Chapitre 48 : Notre Nature [2/2]

Notes de l’auteur : Comme le chapitre est pas si long, je le publie en entier finalement, bonne lecture ;)

Le silence.

Puis une voix s’éleva au milieu du vide.

 

— Tiens, tiens. Que se passe-t-il donc, Hermine ? Tu ne peux donc plus te passer de mes services ?

 

Lorsque la voix sournoise de la déesse du Néant retentit, l’Impératrice Noire se jeta au sol dans un bruit fracassant de métal. La tête contre le sol, le torse écrasé contre ses genoux pliés, elle murmurait sans discontinuer.

— Soake Aifusa… Soake Aifusa… Soake Aifusa… Soake… Aifusa.

Jade tourna la tête en direction de Madame Ren. La ministre fixait la forme noire recroquevillée qui se fondait dans la noirceur de la bulle incorporelle retenant prisonniers les souverains. Ses yeux noirs éclairés par la seule lueur des dieux et de la Table reflétaient une certaine fascination mêlée de dédain.

— Je suppose qu’elle salue la déesse du Néant ? demanda la reine d’Indeya.

Sans lui adresser un regard, Ren esquissa un rictus sardonique.

— Vous supposez bien, Votre Majesté.

 

Tout à coup, la déesse du Néant fit volte-face, et la marée noire qui l’entourait elle et la princesse Helena se dissipa peu à peu pour s’incorporer en elle, prolongeant sa robe de néant, aussi fine et sombre qu’un linceul, cascade infinie de noir.
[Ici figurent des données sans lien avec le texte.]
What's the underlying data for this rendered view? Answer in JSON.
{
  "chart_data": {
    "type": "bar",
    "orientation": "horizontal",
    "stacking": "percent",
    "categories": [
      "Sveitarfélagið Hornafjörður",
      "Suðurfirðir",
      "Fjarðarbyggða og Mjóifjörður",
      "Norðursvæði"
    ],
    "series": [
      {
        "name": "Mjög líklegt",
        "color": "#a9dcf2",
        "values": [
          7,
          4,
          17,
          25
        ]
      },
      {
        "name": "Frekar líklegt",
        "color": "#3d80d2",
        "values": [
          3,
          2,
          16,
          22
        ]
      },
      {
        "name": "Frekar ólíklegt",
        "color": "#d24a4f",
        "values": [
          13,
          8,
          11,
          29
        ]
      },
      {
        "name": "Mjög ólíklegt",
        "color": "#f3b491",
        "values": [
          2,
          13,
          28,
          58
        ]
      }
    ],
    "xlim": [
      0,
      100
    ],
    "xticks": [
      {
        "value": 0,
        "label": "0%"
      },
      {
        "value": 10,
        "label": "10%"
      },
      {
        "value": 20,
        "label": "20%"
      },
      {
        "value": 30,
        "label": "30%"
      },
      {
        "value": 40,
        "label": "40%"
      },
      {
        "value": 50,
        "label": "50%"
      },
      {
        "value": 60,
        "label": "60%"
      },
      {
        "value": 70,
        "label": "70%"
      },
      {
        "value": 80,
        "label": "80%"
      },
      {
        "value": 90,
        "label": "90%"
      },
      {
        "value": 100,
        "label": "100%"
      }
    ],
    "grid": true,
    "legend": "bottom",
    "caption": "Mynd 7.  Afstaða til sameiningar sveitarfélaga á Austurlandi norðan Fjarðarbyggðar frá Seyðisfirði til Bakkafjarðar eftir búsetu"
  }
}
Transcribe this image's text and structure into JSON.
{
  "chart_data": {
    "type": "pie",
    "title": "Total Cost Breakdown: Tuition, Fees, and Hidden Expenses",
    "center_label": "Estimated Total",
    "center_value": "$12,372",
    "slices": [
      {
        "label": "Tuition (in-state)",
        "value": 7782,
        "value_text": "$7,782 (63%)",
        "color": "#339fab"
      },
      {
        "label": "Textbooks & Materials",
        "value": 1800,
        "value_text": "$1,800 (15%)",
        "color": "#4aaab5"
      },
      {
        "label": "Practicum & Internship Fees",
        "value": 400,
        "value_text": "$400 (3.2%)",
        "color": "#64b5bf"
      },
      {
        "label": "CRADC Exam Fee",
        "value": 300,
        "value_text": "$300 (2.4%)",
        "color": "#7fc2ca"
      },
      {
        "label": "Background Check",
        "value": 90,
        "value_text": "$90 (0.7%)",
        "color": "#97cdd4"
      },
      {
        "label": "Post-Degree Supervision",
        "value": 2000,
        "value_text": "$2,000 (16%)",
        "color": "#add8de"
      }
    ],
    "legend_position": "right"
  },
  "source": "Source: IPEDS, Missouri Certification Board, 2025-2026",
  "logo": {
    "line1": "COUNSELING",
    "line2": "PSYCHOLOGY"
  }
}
La reine Garance prit une inspiration saccadée à la vue de sa fille, plus décharnée que jamais, mais ne dit mot.

Les yeux d’abysses de la déesse se posèrent alors sur Ren, et un sourire carnassier déforma ses lèvres peintes en charbon.

 

— Tiens, donc. Cela fait longtemps, Ren, susurra-t-elle.

Elle s’approcha lentement, glissant plus que marchant, vers la Ministre d’Indeya. Elle s’éleva et fila dans les airs, son visage blafard s’arrêtant à quelques centimètres de l’oreille de Ren, qui ne broncha pas.

— Ta petite Impératrice ne t’a pas encore exécutée ? C’est amusant. Je me demande pourquoi…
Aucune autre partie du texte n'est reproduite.